Google nie wyjaśnił inwestorom, kiedy i jak zwrócą się inwestycje w sztuczną inteligencję

Redaktor NetMaster
Redaktor NetMaster
3 min. czytania

Holding Alphabet, do którego należy Google, podał wyniki za trzeci kwartał: w szczególności okazało się, że wzrosły wydatki na infrastrukturę systemów sztucznej inteligencji, a wzrost segmentu technologii chmurowych okazał się niewielki. W związku z tym inwestorzy mają pytania dotyczące tego, w jaki sposób zarząd Alphabet planuje monetyzować projekty związane ze sztuczną inteligencją.

Na koniec trzeciego kwartału Alphabet zwiększył przychody o 11% – to pierwszy dwucyfrowy wynik od ponad roku. Inwestorom to jednak nie wystarczyło i ze względu na słabą dynamikę w segmencie chmurowym akcje Alphabetu straciły na wartości. Nakłady inwestycyjne firmy w raportowanym okresie sięgnęły 8 miliardów dolarów – tego wymagały systemy AI. Prawie rok po wydaniu ChatGPT doszło do trudnej rozmowy z inwestorami – usługa dała początek boomowi na sztuczną inteligencję. Zaskoczony Google wkroczył do akcji, wypuszczając własnego chatbota Barda i integrując niektóre funkcje sztucznej inteligencji ze swoimi produktami.
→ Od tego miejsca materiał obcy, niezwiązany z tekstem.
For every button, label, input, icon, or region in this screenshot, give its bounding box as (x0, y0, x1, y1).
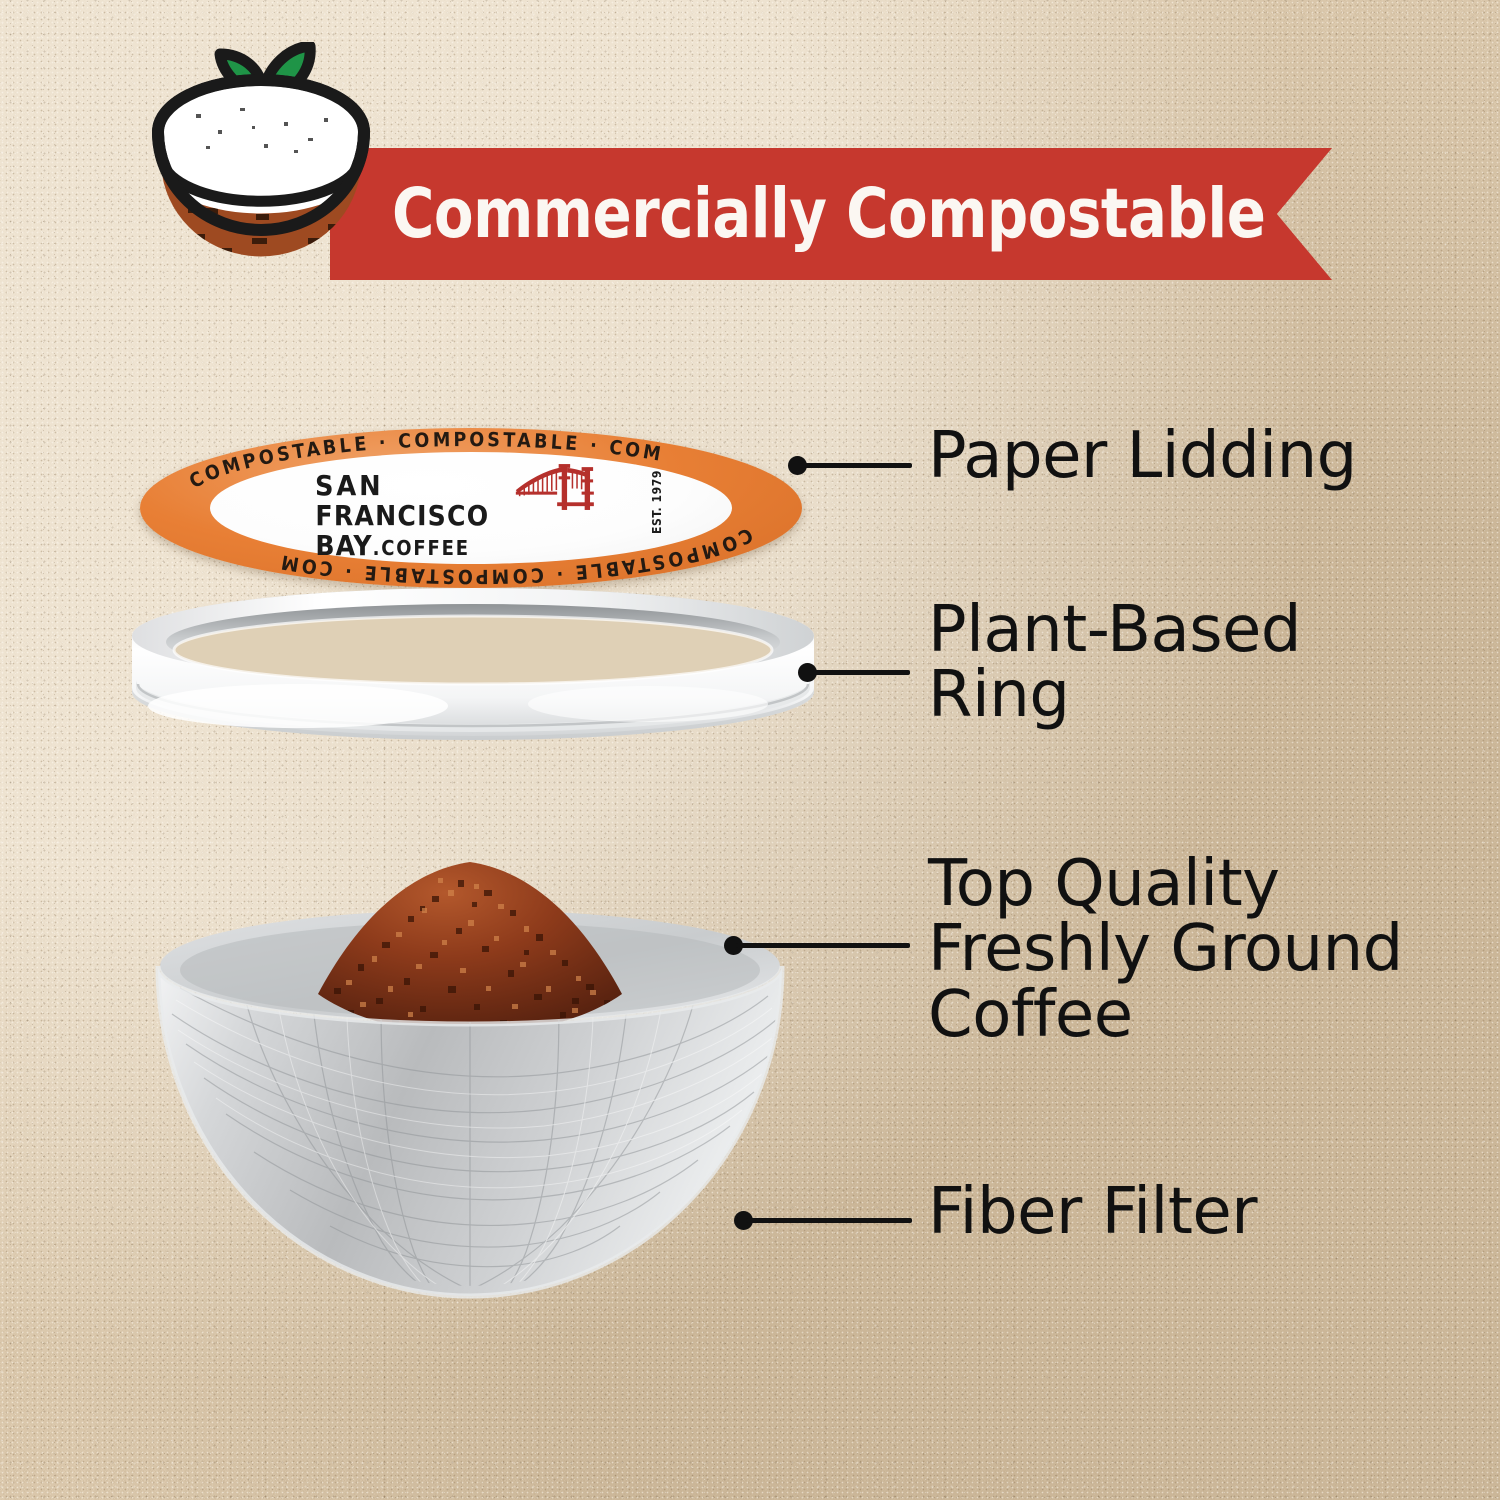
callout-label-paper-lidding: Paper Lidding (928, 424, 1357, 489)
callout-line-fiber-filter (746, 1218, 912, 1223)
callout-line-plant-based-ring (810, 670, 910, 675)
infographic-canvas: Commercially Compostable (0, 0, 1500, 1500)
callout-label-fiber-filter: Fiber Filter (928, 1180, 1257, 1245)
callout-label-plant-based-ring: Plant-Based Ring (928, 598, 1301, 729)
callout-label-coffee-grounds: Top Quality Freshly Ground Coffee (928, 852, 1403, 1048)
callout-group: Paper Lidding Plant-Based Ring Top Quali… (0, 0, 1500, 1500)
callout-line-paper-lidding (800, 463, 912, 468)
callout-line-coffee-grounds (736, 943, 910, 948)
Tymczasem analitycy i eksperci techniczni obliczyli, że uczenie dużych modeli językowych na rekordowych zbiorach danych Google okazuje się niezwykle kosztowne.

Być może najbardziej zbliżonym do rzeczywistego wdrożenia rozwiązaniem dla wszystkich dzisiejszych użytkowników Google jest zestaw narzędzi SGE, który w połączeniu z oprogramowaniem Bard wzbudził największą ciekawość wśród inwestorów. Rzecznik Deutsche Bank Lloyd Walmsley zapytał, w jaki sposób firma planuje „zrównoważyć przyjęcie produktów i przyjęcie użytkowników z monetyzacją”. Dyrektor zarządzający Morgan Stanley, Brian Nowak, rozwinął swoje pytania: „Wiem, że jest wcześnie, ale czy istnieją przykłady SGE i Bard wykazujące wyższą użyteczność i współczynniki konwersji? Większe zaangażowanie? Przynajmniej coś, co będzie swego rodzaju sygnałem o zysku, jaki można uzyskać z tych inwestycji?
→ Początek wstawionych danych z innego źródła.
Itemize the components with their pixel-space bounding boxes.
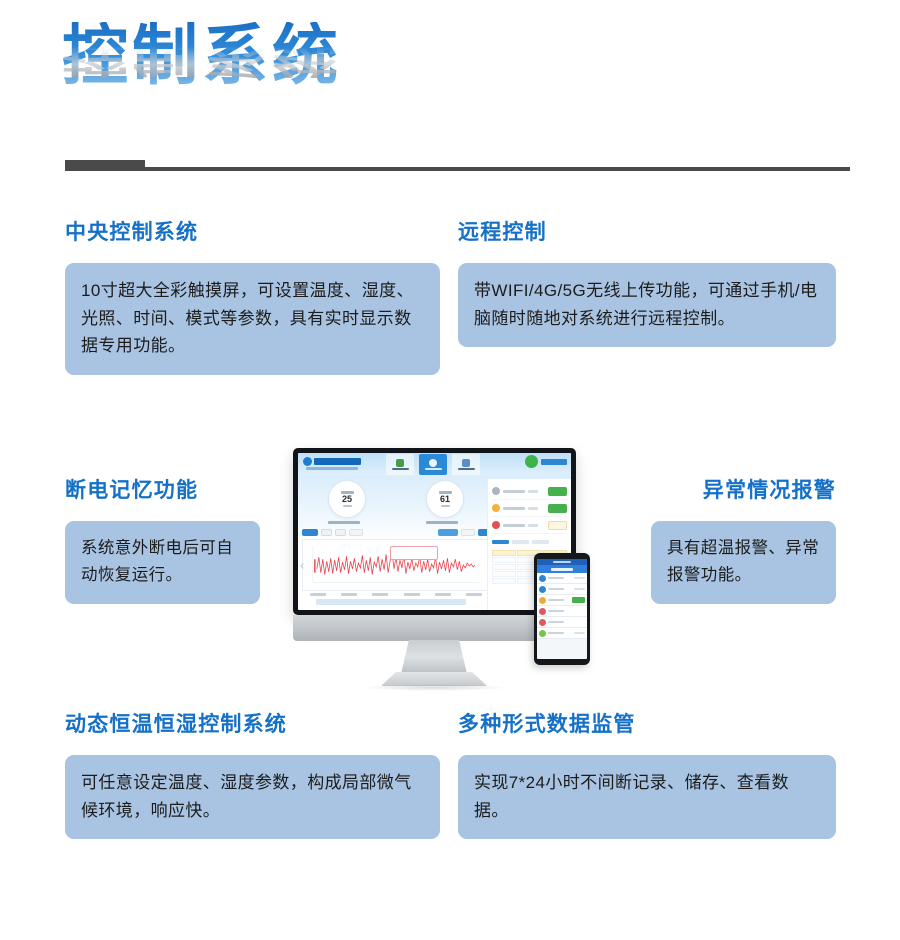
feature-description-box: 具有超温报警、异常报警功能。 (651, 521, 836, 603)
gauge-humidity: 61 (426, 480, 464, 524)
table-cell (492, 571, 516, 577)
feature-power-failure-memory: 断电记忆功能 系统意外断电后可自动恢复运行。 (65, 478, 260, 604)
chart-export-button[interactable] (438, 529, 458, 536)
gauge-value: 61 (440, 495, 450, 504)
gauge-caption (328, 521, 360, 524)
axis-tick-label (310, 593, 326, 596)
dashboard-header (298, 453, 571, 476)
panel-tab-item[interactable] (512, 540, 529, 544)
page-title-reflection: 控制系统 (62, 44, 482, 78)
control-label (503, 524, 525, 527)
chart-x-axis (302, 593, 490, 596)
control-value (528, 490, 538, 493)
feature-heading: 远程控制 (458, 220, 836, 245)
dashboard-user-area[interactable] (525, 455, 567, 468)
cloud-icon (462, 459, 470, 467)
feature-abnormal-alarm: 异常情况报警 具有超温报警、异常报警功能。 (651, 478, 836, 604)
alarm-icon (539, 619, 546, 626)
chart-date-to-input[interactable] (335, 529, 346, 536)
list-item[interactable] (537, 617, 587, 628)
control-label (503, 490, 525, 493)
monitor-screen: 25 61 (298, 453, 571, 610)
feature-heading: 动态恒温恒湿控制系统 (65, 712, 440, 737)
chart-query-button[interactable] (349, 529, 363, 536)
nav-tab-label (458, 468, 475, 471)
nav-tab-item[interactable] (452, 454, 480, 475)
list-item-label (548, 588, 564, 591)
feature-heading: 中央控制系统 (65, 220, 440, 245)
feature-heading: 断电记忆功能 (65, 478, 260, 503)
dashboard-nav-tabs[interactable] (386, 454, 480, 475)
chart-prev-icon[interactable]: ‹ (300, 559, 304, 572)
gauge-dial: 25 (328, 480, 366, 518)
panel-tab-item-active[interactable] (492, 540, 509, 544)
list-item[interactable] (537, 628, 587, 639)
smartphone (534, 553, 590, 665)
feature-remote-control: 远程控制 带WIFI/4G/5G无线上传功能，可通过手机/电脑随时随地对系统进行… (458, 220, 836, 347)
list-item[interactable] (537, 595, 587, 606)
feature-central-control-system: 中央控制系统 10寸超大全彩触摸屏，可设置温度、湿度、光照、时间、模式等参数，具… (65, 220, 440, 375)
nav-tab-item[interactable] (386, 454, 414, 475)
status-bar-text (553, 561, 571, 563)
gauge-unit (441, 505, 450, 507)
gauge-temperature: 25 (328, 480, 366, 524)
axis-tick-label (372, 593, 388, 596)
nav-tab-label (392, 468, 409, 471)
chart-range-button[interactable] (302, 529, 318, 536)
dashboard-logo (303, 457, 361, 466)
list-item[interactable] (537, 606, 587, 617)
divider-accent-block (65, 160, 145, 171)
list-item-toggle-button[interactable] (572, 597, 585, 603)
feature-description-box: 可任意设定温度、湿度参数，构成局部微气候环境，响应快。 (65, 755, 440, 839)
chart-tooltip (390, 546, 438, 560)
list-item-label (548, 599, 564, 602)
list-item-label (548, 632, 564, 635)
temperature-icon (539, 575, 546, 582)
feature-description-box: 带WIFI/4G/5G无线上传功能，可通过手机/电脑随时随地对系统进行远程控制。 (458, 263, 836, 347)
control-row-heater[interactable] (492, 517, 567, 534)
monitor-shadow (363, 684, 507, 691)
lightbulb-icon (492, 504, 500, 512)
leaf-icon (396, 459, 404, 467)
control-value (528, 524, 538, 527)
app-title (551, 568, 573, 571)
feature-description-box: 10寸超大全彩触摸屏，可设置温度、湿度、光照、时间、模式等参数，具有实时显示数据… (65, 263, 440, 375)
list-item-label (548, 610, 564, 613)
trend-chart-panel: ‹ › (302, 529, 490, 607)
hero-title-block: 控制系统 控制系统 (62, 22, 482, 152)
chart-scrollbar[interactable] (316, 599, 466, 605)
logo-wordmark (314, 458, 361, 465)
feature-description-box: 系统意外断电后可自动恢复运行。 (65, 521, 260, 603)
control-toggle-button[interactable] (548, 487, 567, 496)
logo-subtitle (306, 467, 358, 470)
panel-tab-item[interactable] (532, 540, 549, 544)
product-feature-page: 控制系统 控制系统 中央控制系统 10寸超大全彩触摸屏，可设置温度、湿度、光照、… (0, 0, 900, 940)
feature-heading: 多种形式数据监管 (458, 712, 836, 737)
table-header-cell (492, 550, 516, 556)
user-name-label (541, 459, 567, 465)
control-row-fan[interactable] (492, 483, 567, 500)
list-item-value (574, 588, 585, 591)
power-icon (539, 630, 546, 637)
control-toggle-button[interactable] (548, 521, 567, 530)
chart-plot-area: ‹ › (302, 539, 490, 591)
table-cell (492, 564, 516, 570)
list-item[interactable] (537, 584, 587, 595)
gauge-unit (343, 505, 352, 507)
gauge-caption (426, 521, 458, 524)
sensor-gauges: 25 61 (298, 479, 494, 525)
axis-tick-label (435, 593, 451, 596)
chart-view-toggle[interactable] (461, 529, 475, 536)
alarm-icon (539, 608, 546, 615)
gauge-value: 25 (342, 495, 352, 504)
feature-dynamic-temp-humidity-control: 动态恒温恒湿控制系统 可任意设定温度、湿度参数，构成局部微气候环境，响应快。 (65, 712, 440, 839)
phone-screen (537, 559, 587, 659)
logo-mark-icon (303, 457, 312, 466)
nav-tab-label (425, 468, 442, 471)
section-divider (65, 160, 850, 174)
list-item-label (548, 621, 564, 624)
list-item[interactable] (537, 573, 587, 584)
monitor-stand-neck (401, 640, 467, 674)
axis-tick-label (341, 593, 357, 596)
humidity-icon (539, 586, 546, 593)
nav-tab-item-active[interactable] (419, 454, 447, 475)
list-item-value (574, 577, 585, 580)
chart-toolbar[interactable] (302, 529, 490, 536)
control-label (503, 507, 525, 510)
phone-app-header (537, 565, 587, 573)
feature-description-box: 实现7*24小时不间断记录、储存、查看数据。 (458, 755, 836, 839)
thermometer-icon (492, 521, 500, 529)
gear-icon (429, 459, 437, 467)
table-cell (492, 578, 516, 584)
device-illustration: 25 61 (285, 440, 615, 690)
divider-line (143, 167, 850, 171)
chart-date-from-input[interactable] (321, 529, 332, 536)
gauge-dial: 61 (426, 480, 464, 518)
lightbulb-icon (539, 597, 546, 604)
table-cell (492, 557, 516, 563)
control-value (528, 507, 538, 510)
feature-heading: 异常情况报警 (651, 478, 836, 503)
panel-tab-bar[interactable] (492, 536, 567, 548)
list-item-label (548, 577, 564, 580)
avatar (525, 455, 538, 468)
axis-tick-label (466, 593, 482, 596)
feature-multi-form-data-supervision: 多种形式数据监管 实现7*24小时不间断记录、储存、查看数据。 (458, 712, 836, 839)
fan-icon (492, 487, 500, 495)
axis-tick-label (404, 593, 420, 596)
control-row-light[interactable] (492, 500, 567, 517)
list-item-value (574, 632, 585, 635)
control-toggle-button[interactable] (548, 504, 567, 513)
Odpowiedzi dyrektora generalnego Alphabet, Sundara Pichai, na temat SGE nie dotyczyły finansowej strony problemu: „Jeśli chodzi o pierwszą część naszej SGE, jesteśmy wciąż na bardzo wczesnym etapie, jeśli chodzi o stopień jej wdrożenia. Jednak z pewnością dotarliśmy do wystarczającej liczby osób, zarówno geograficznie, jak i w różnych segmentach użytkowników, aby wiedzieć, że produkt działa dobrze. <..> Bez wątpienia postrzegamy sztuczną inteligencję jako zasadniczą zmianę platformy i jesteśmy podekscytowani możliwościami, jakie stwarza ona dla naszej firmy. Jestem bardzo zadowolony z opinii użytkowników na temat SGE.”

Aby ocenić potencjał sztucznej inteligencji w ekosystemie Google, Pichai namawiał inwestorów, aby w szczególności zwrócili się ku doświadczeniu YouTube. Nowe narzędzia AI mają pomóc firmom znaleźć „idealną grupę odbiorców przy możliwie najniższych kosztach” – przy czym „wczesne testy zapewniają wzrost zasięgu o 54% przy jednoczesnej redukcji kosztów o 42%”. Natomiast w usłudze reklamowej Google Ads pojawił się nowy typ kampanii Performance Max, który przy tym samym koszcie oferuje 18% wzrost konwersji. Pichai podsumował, że już 80% reklamodawców Google korzysta z co najmniej jednej funkcji wyszukiwania opartej na sztucznej inteligencji.